Her question startled him. He didn’t remember speaking out loud. “The way he was going, I thought he’d made a decision. But he’s lost confidence in himself again.”
“Oh, no. The poor boy.”
“It happens,” he told her without risking the distraction of looking at her. He’d seen her in her undershirt this morning, and although he’d already gone four hours trying to shake off the memory of her long, tanned legs, it hadn’t been enough. “Lost people sometimes convince themselves that they know what they’re doing. Then they see or don’t see something and it throws them off balance.”
“Does he know he’s lost? Can you tell?”
“No, I don’t think he does.”
“How… how do you know?”
“Most lost children stay where they are, especially if they’ve been going as long as he has.”
“In other words, Matt’s trying to convince himself that he knows what he’s doing.”
“Yes.”
“Because…” Even when her voice trailed off, he didn’t look at her. Still, because of the years they’d spent together, he knew what he’d see in her eyes. “Because he’s Cord Navarro’s son and any son of his couldn’t possibly be in this much trouble.”
“I can’t help it, Shannon! Don’t you think I’d change this if I could?”
She didn’t say anything, and although he regretted his outburst, maybe it was better that they’d gotten this out in the open even if it drove yet another wedge between them. Still, as he reassured himself that he’d properly read his son’s tracks, he made a vow not to react to anything else she said. She needed him to find their son, nothing more. He’d done this before, and he could do it again.

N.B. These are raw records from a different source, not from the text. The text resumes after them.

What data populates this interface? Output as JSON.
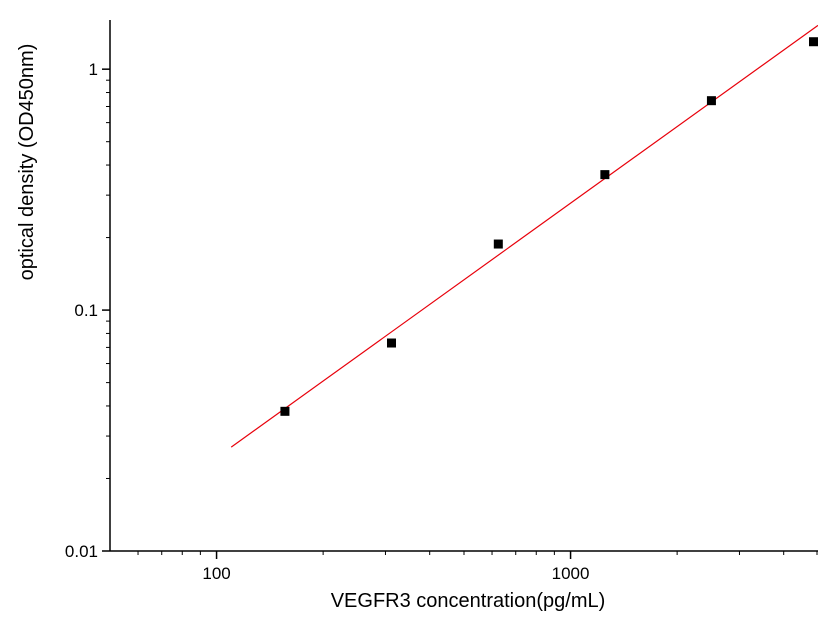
{
  "chart_data": {
    "type": "scatter",
    "title": "",
    "xlabel": "VEGFR3 concentration(pg/mL)",
    "ylabel": "optical density (OD450nm)",
    "x_scale": "log",
    "y_scale": "log",
    "xlim": [
      50,
      5000
    ],
    "ylim": [
      0.01,
      1.6
    ],
    "x_ticks": [
      {
        "value": 100,
        "label": "100"
      },
      {
        "value": 1000,
        "label": "1000"
      }
    ],
    "y_ticks": [
      {
        "value": 0.01,
        "label": "0.01"
      },
      {
        "value": 0.1,
        "label": "0.1"
      },
      {
        "value": 1,
        "label": "1"
      }
    ],
    "grid": false,
    "legend": "none",
    "series": [
      {
        "kind": "points",
        "marker": "square",
        "color": "#000000",
        "x": [
          156,
          312,
          625,
          1250,
          2500,
          5000
        ],
        "y": [
          0.038,
          0.073,
          0.188,
          0.365,
          0.74,
          1.3
        ]
      },
      {
        "kind": "fit-line",
        "color": "#e8000b",
        "x": [
          110,
          5000
        ],
        "y": [
          0.027,
          1.52
        ]
      }
    ]
  }
}
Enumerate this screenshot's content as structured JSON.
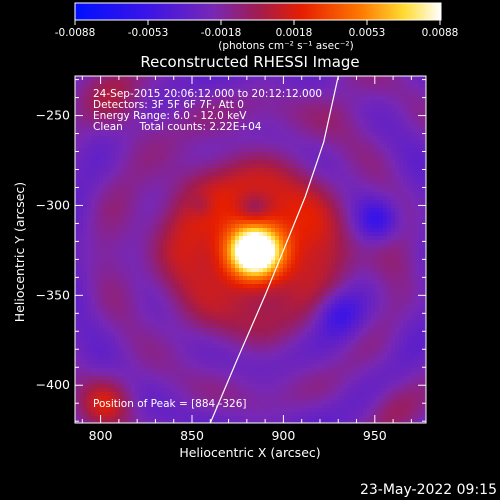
{
  "colorbar": {
    "ticks": [
      "-0.0088",
      "-0.0053",
      "-0.0018",
      "0.0018",
      "0.0053",
      "0.0088"
    ],
    "unit_label": "(photons cm⁻² s⁻¹ asec⁻²)"
  },
  "chart_data": {
    "type": "heatmap",
    "title": "Reconstructed RHESSI Image",
    "annotations": [
      "24-Sep-2015 20:06:12.000 to 20:12:12.000",
      "Detectors: 3F 5F 6F 7F, Att 0",
      "Energy Range: 6.0 - 12.0 keV",
      "Clean     Total counts: 2.22E+04"
    ],
    "peak_label": "Position of Peak = [884,-326]",
    "peak": [
      884,
      -326
    ],
    "xlabel": "Heliocentric X (arcsec)",
    "ylabel": "Heliocentric Y (arcsec)",
    "xlim": [
      786,
      978
    ],
    "ylim": [
      -421,
      -228
    ],
    "xticks": [
      800,
      850,
      900,
      950
    ],
    "yticks": [
      -250,
      -300,
      -350,
      -400
    ],
    "xtick_labels": [
      "800",
      "850",
      "900",
      "950"
    ],
    "ytick_labels": [
      "−250",
      "−300",
      "−350",
      "−400"
    ],
    "value_range": [
      -0.0088,
      0.0088
    ],
    "limb_curve": [
      [
        860,
        -421
      ],
      [
        875,
        -385
      ],
      [
        890,
        -350
      ],
      [
        900,
        -325
      ],
      [
        912,
        -295
      ],
      [
        922,
        -265
      ],
      [
        930,
        -228
      ]
    ],
    "sources": [
      {
        "x": 884,
        "y": -326,
        "amp": 0.0088,
        "sigma": 10
      },
      {
        "x": 875,
        "y": -320,
        "amp": 0.0048,
        "sigma": 32
      },
      {
        "x": 905,
        "y": -320,
        "amp": 0.0022,
        "sigma": 22
      },
      {
        "x": 803,
        "y": -410,
        "amp": 0.0036,
        "sigma": 10
      },
      {
        "x": 808,
        "y": -240,
        "amp": 0.0024,
        "sigma": 12
      },
      {
        "x": 935,
        "y": -240,
        "amp": 0.0012,
        "sigma": 14
      },
      {
        "x": 955,
        "y": -330,
        "amp": 0.001,
        "sigma": 10
      },
      {
        "x": 960,
        "y": -412,
        "amp": 0.0016,
        "sigma": 10
      },
      {
        "x": 952,
        "y": -308,
        "amp": -0.0032,
        "sigma": 8
      },
      {
        "x": 930,
        "y": -360,
        "amp": -0.0028,
        "sigma": 9
      },
      {
        "x": 884,
        "y": -302,
        "amp": -0.002,
        "sigma": 6
      },
      {
        "x": 855,
        "y": -300,
        "amp": -0.0014,
        "sigma": 5
      }
    ]
  },
  "timestamp": "23-May-2022 09:15"
}
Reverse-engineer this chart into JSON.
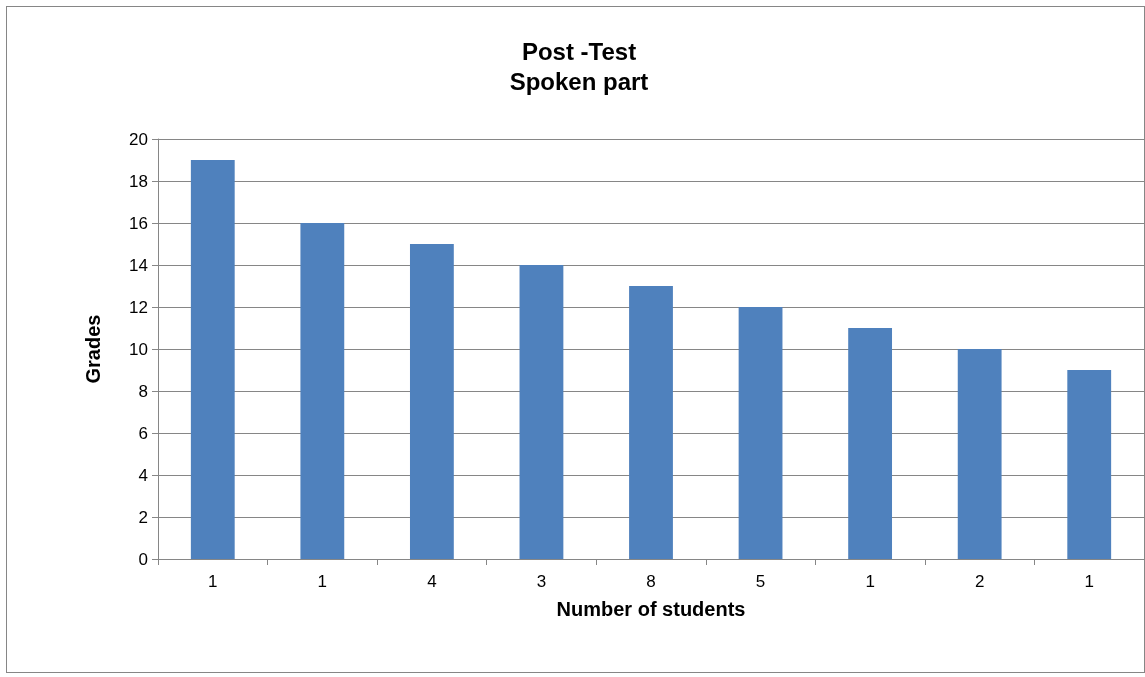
{
  "chart_data": {
    "type": "bar",
    "title": "Post -Test\nSpoken part",
    "xlabel": "Number of students",
    "ylabel": "Grades",
    "categories": [
      "1",
      "1",
      "4",
      "3",
      "8",
      "5",
      "1",
      "2",
      "1"
    ],
    "values": [
      19,
      16,
      15,
      14,
      13,
      12,
      11,
      10,
      9
    ],
    "color": "#4f81bd",
    "ylim": [
      0,
      20
    ],
    "yticks": [
      0,
      2,
      4,
      6,
      8,
      10,
      12,
      14,
      16,
      18,
      20
    ],
    "grid": "y"
  }
}
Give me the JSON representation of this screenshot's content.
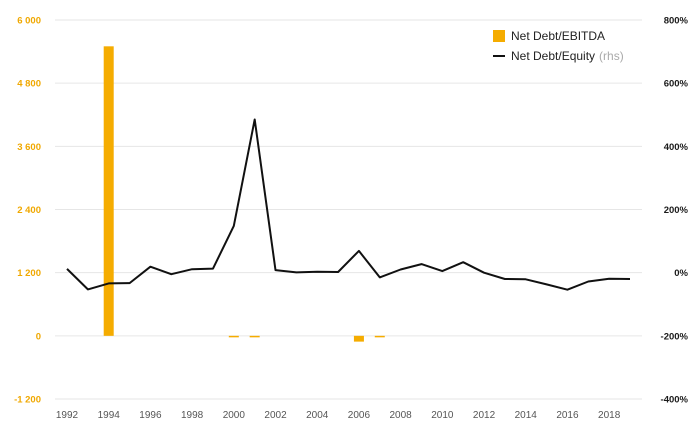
{
  "chart_data": {
    "type": "bar+line",
    "x": [
      1992,
      1993,
      1994,
      1995,
      1996,
      1997,
      1998,
      1999,
      2000,
      2001,
      2002,
      2003,
      2004,
      2005,
      2006,
      2007,
      2008,
      2009,
      2010,
      2011,
      2012,
      2013,
      2014,
      2015,
      2016,
      2017,
      2018,
      2019
    ],
    "x_ticks": [
      "1992",
      "1994",
      "1996",
      "1998",
      "2000",
      "2002",
      "2004",
      "2006",
      "2008",
      "2010",
      "2012",
      "2014",
      "2016",
      "2018"
    ],
    "left_axis": {
      "ylim": [
        -1200,
        6000
      ],
      "ticks": [
        -1200,
        0,
        1200,
        2400,
        3600,
        4800,
        6000
      ],
      "tick_labels": [
        "-1 200",
        "0",
        "1 200",
        "2 400",
        "3 600",
        "4 800",
        "6 000"
      ],
      "color": "#f0a800"
    },
    "right_axis": {
      "ylim": [
        -400,
        800
      ],
      "ticks": [
        -400,
        -200,
        0,
        200,
        400,
        600,
        800
      ],
      "tick_labels": [
        "-400%",
        "-200%",
        "0%",
        "200%",
        "400%",
        "600%",
        "800%"
      ]
    },
    "series": [
      {
        "name": "Net Debt/EBITDA",
        "type": "bar",
        "axis": "left",
        "color": "#f5ac00",
        "values": [
          0,
          0,
          5500,
          0,
          0,
          0,
          0,
          0,
          -20,
          -20,
          0,
          0,
          0,
          0,
          -110,
          -15,
          0,
          0,
          0,
          0,
          0,
          0,
          0,
          0,
          0,
          0,
          0,
          0
        ]
      },
      {
        "name": "Net Debt/Equity",
        "name_note": "(rhs)",
        "type": "line",
        "axis": "right",
        "color": "#111111",
        "values": [
          12,
          -53,
          -34,
          -33,
          19,
          -5,
          11,
          13,
          148,
          485,
          8,
          1,
          3,
          2,
          69,
          -15,
          10,
          27,
          5,
          33,
          0,
          -20,
          -21,
          -37,
          -54,
          -28,
          -19,
          -20
        ]
      }
    ],
    "grid": true,
    "legend": "top-right"
  }
}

“I hate this. absolutely hate this.”
He’d glanced over his shoulder at her before he’d had time to warn himself of the folly of such a move. Her cheeks looked slightly wind-chapped, her shirt wrinkled. He wanted to wrap her in silk and give her a rainbow. “The walking?”
“No. Of course not. If I thought it would help, I’d walk until I came to the end of the world. It’s the damn stuff that keeps going through my head. I know you know what I’m talking about. You’re going through the same thing.”
“Yes. I am,” be said, although his thoughts, compounded by past experiences of failed rescues and his knowledge of who else they shared the mountain with, made it even harder. “There’s only one thing we can do, Shannon. Follow him until we find him.”